В первом, для знакомства, описании героя романа: «Молодое, но уже измученное одутловатое лицо. Голенький спеленутый человечек в типовой пропахшей хлоркой городской умиральне. Мальчик, который всех любил», — общие места «субъективного реализма» воспроизводят первые две фразы (раннее одряхление, болезненный жизненный опыт), последняя же — лично от Павлова. Отношения любви — нелюбви, в глобальном значении, как принятия миром — отчуждения от мира, ключевые для его прозы. «Вы мне чужие», «я вас не люблю!» — не случайно именно такой аргумент выдвигает герой в споре с неприятным ему родственником, хотя спор их касается материальных, а не душевных отношений в семье. В таком случае проза Павлова — это литература не столько «молодого сознания», как писал Губайловский о «субъективных реалистах», сколько сознания детского. С поправкой на возраст героя — инфантильного.

Герой «Асистолии» не только вспоминает, но, кажется, и воспринимает себя как «мальчика». Критики, отозвавшиеся на роман (К. Анкудинов, Н. Анико, Е. Ермо­лин), может быть, напрасно вызывали в памяти читателей социальные произведения Павлова. «Асистолия» вырастает из «безбожных переулков» — прозы Павлова о детстве, глубоко, даже аутично психологической. Мне доводилось писать о ней [3] , и теперь, наблюдая рефлексию героя о своем детстве и семейных обстоятельствах, пришлось признать, что выросший герой ничуть не повзрослел. Разве в тех случаях, когда вынужден взять на себя ответственность за еще более, чем он, ранимую, вымогающую любовь болью (самовольный аборт, алкоголь), запутавшуюся жену.

«Повесть принципиально сосредоточена только на проживании страданий и страхов, в ней есть какая-то установочная безвольность, которая не позволяет герою вырваться из страдательного залога, попробовать перебороть схему вины — наказания, жалкости — сострадания в отношениях с миром и людьми. Из его детства словно нет выхода, так что заброшенность и жалкость, сострадательность и самообвинение грозят вырасти в пожизненную миробоязнь героя», — цитировать свою же статью дико, но в данном случае это все равно что руками развести. В «Асистолии» очень не хватает знаков творческой эволюции автора, свидетельств того, что за десять лет молчания (но ведь не бездумья и не бездействия) писатель обрел какой-то новый жизненный ли, душевный ли опыт, который позволил бы ему сменить прежние вехи, прорваться к новой правде. Приведенные слова о раннем его произведении полностью выражают мои впечатления от нового романа.

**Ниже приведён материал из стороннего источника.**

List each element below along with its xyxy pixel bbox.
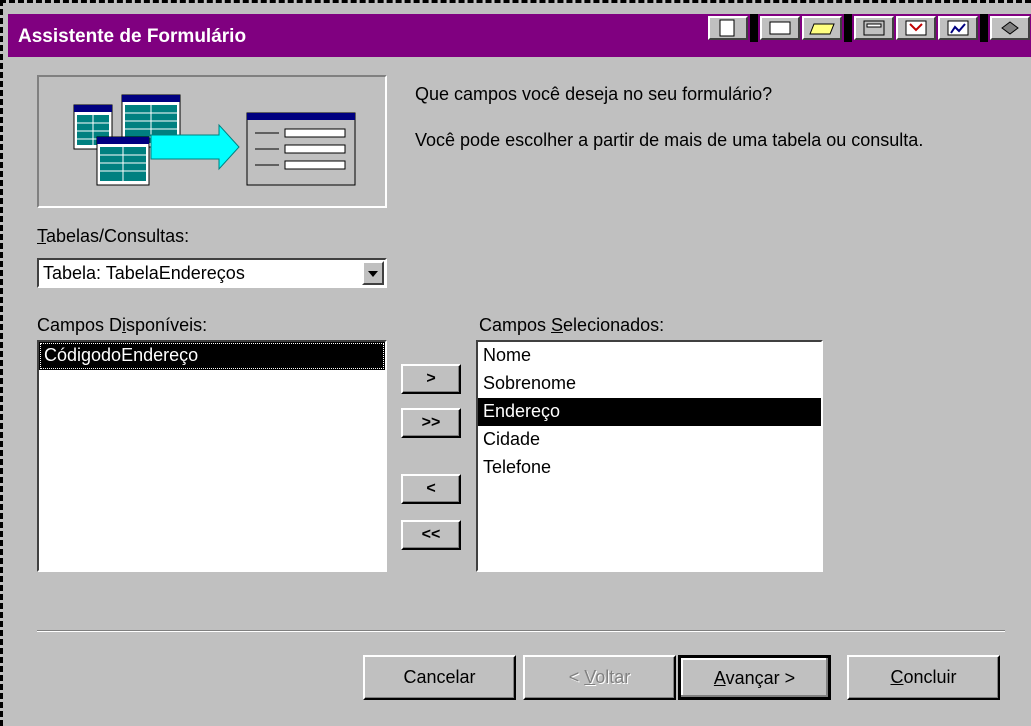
selected-field-item[interactable]: Telefone	[478, 454, 821, 482]
toolbar-form-icon	[854, 16, 894, 40]
toolbar-separator	[844, 14, 852, 42]
finish-button-post: oncluir	[903, 667, 957, 687]
selected-fields-label-accel: S	[551, 315, 564, 335]
toolbar-report-icon	[896, 16, 936, 40]
toolbar-separator	[980, 14, 988, 42]
tables-queries-combo[interactable]: Tabela: TabelaEndereços	[37, 258, 387, 288]
wizard-question: Que campos você deseja no seu formulário…	[415, 84, 773, 104]
toolbar-chart-icon	[938, 16, 978, 40]
wizard-illustration	[37, 75, 387, 208]
toolbar-save-icon	[760, 16, 800, 40]
selected-fields-label-pre: Campos	[479, 315, 552, 335]
combo-dropdown-button[interactable]	[362, 261, 384, 285]
selected-field-item[interactable]: Nome	[478, 342, 821, 370]
chevron-down-icon	[368, 271, 378, 277]
screenshot-border-top	[0, 0, 1031, 3]
available-fields-list[interactable]: CódigodoEndereço	[37, 340, 387, 572]
available-fields-label-pre: Campos D	[37, 315, 123, 335]
selected-fields-list[interactable]: Nome Sobrenome Endereço Cidade Telefone	[476, 340, 823, 572]
back-button-accel: V	[584, 667, 596, 687]
divider	[37, 630, 1005, 632]
tables-queries-value: Tabela: TabelaEndereços	[43, 263, 245, 283]
available-fields-label: Campos Disponíveis:	[37, 315, 207, 336]
selected-field-item[interactable]: Endereço	[478, 398, 821, 426]
finish-button[interactable]: Concluir	[847, 655, 1000, 700]
toolbar-properties-icon	[990, 16, 1030, 40]
available-field-item[interactable]: CódigodoEndereço	[39, 342, 385, 370]
back-button-pre: <	[568, 667, 585, 687]
wizard-description: Você pode escolher a partir de mais de u…	[415, 130, 924, 150]
tables-queries-label: Tabelas/Consultas:	[37, 226, 189, 247]
next-button-post: vançar >	[725, 668, 796, 688]
screenshot-border-left	[0, 0, 3, 726]
form-illustration-icon	[246, 112, 356, 186]
back-button-post: oltar	[595, 667, 631, 687]
add-all-fields-button[interactable]: >>	[401, 408, 461, 438]
background-toolbar	[708, 14, 1031, 42]
toolbar-separator	[750, 14, 758, 42]
selected-fields-label: Campos Selecionados:	[479, 315, 664, 336]
available-fields-label-post: sponíveis:	[126, 315, 208, 335]
toolbar-open-folder-icon	[802, 16, 842, 40]
tables-queries-label-rest: abelas/Consultas:	[46, 226, 190, 246]
next-button-accel: A	[713, 668, 726, 688]
selected-field-item[interactable]: Sobrenome	[478, 370, 821, 398]
title-bar: Assistente de Formulário	[8, 14, 1031, 57]
add-field-button[interactable]: >	[401, 364, 461, 394]
next-button[interactable]: Avançar >	[678, 655, 831, 700]
cancel-button[interactable]: Cancelar	[363, 655, 516, 700]
remove-field-button[interactable]: <	[401, 474, 461, 504]
selected-fields-label-post: elecionados:	[563, 315, 665, 335]
toolbar-new-icon	[708, 16, 748, 40]
tables-queries-label-accel: T	[37, 226, 46, 246]
window-title: Assistente de Formulário	[18, 26, 247, 47]
remove-all-fields-button[interactable]: <<	[401, 520, 461, 550]
selected-field-item[interactable]: Cidade	[478, 426, 821, 454]
finish-button-accel: C	[890, 667, 904, 687]
back-button[interactable]: < Voltar	[523, 655, 676, 700]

По-прежнему слова «мучительно», «наказание без вины», «жалость» — любимые, частотные в прозе Павлова. По-прежнему герой его занимает страдательную позицию в отношениях с миром, совершая решительные или резкие движения разве только от страха. Его восприятие остается гиперчувствительным к едва уловимой, едва ли не надуманной эмоциональной подоплеке событий и отношений. Но если в повести «В безбожных переулках» острота его восприятия придавала самобытный этический оттенок происходящему (герой-ребенок провидел даже микроскопическую примесь обмана, страдания, вины в по виду заурядных событиях детства), то в романе его чуткость работает вхолостую, переходя в навязчивую идею. «Школьные годы, их класс, год за годом: кладбищенский пейзаж детских, встревоженных будто бы собственной смертью лиц. Смотрят из иллюминаторов — дружный экипаж летящих куда-то к звездам гагаринских ракет. Кажется, выглядывают кукушатами каждый из своего сиротливого дупла, становясь все взрослее и недоверчивей» (о групповой школьной фотографии); «Электричка тоскует, подвывая. Побольше бы остановок скопить, минуток этих — так устала. Коротки, только сердце и успевает заглохнуть — а оно у ней есть, свое, нагруженное и, кажется, больное. Но рывок, усилие, еще одно — вытягивает всю себя заунывно в даль. Едва лишь тронулась, а платформы из бетона, что как помосты казнящие, уже пусты. Никто не попрощался, никого не встретили. Окно в слезинках дождя, плачет — там, за мутным глухим стеклом. Плачет — и все родное» (свидание, герой и его невеста едут за город); «как будто кого-то долго убивали, мучили, резали, потом расчленили тело, замыли кровь — и унесли все в какой-нибудь сумке» (фантазия на тему «в квартире было тихо, пусто»).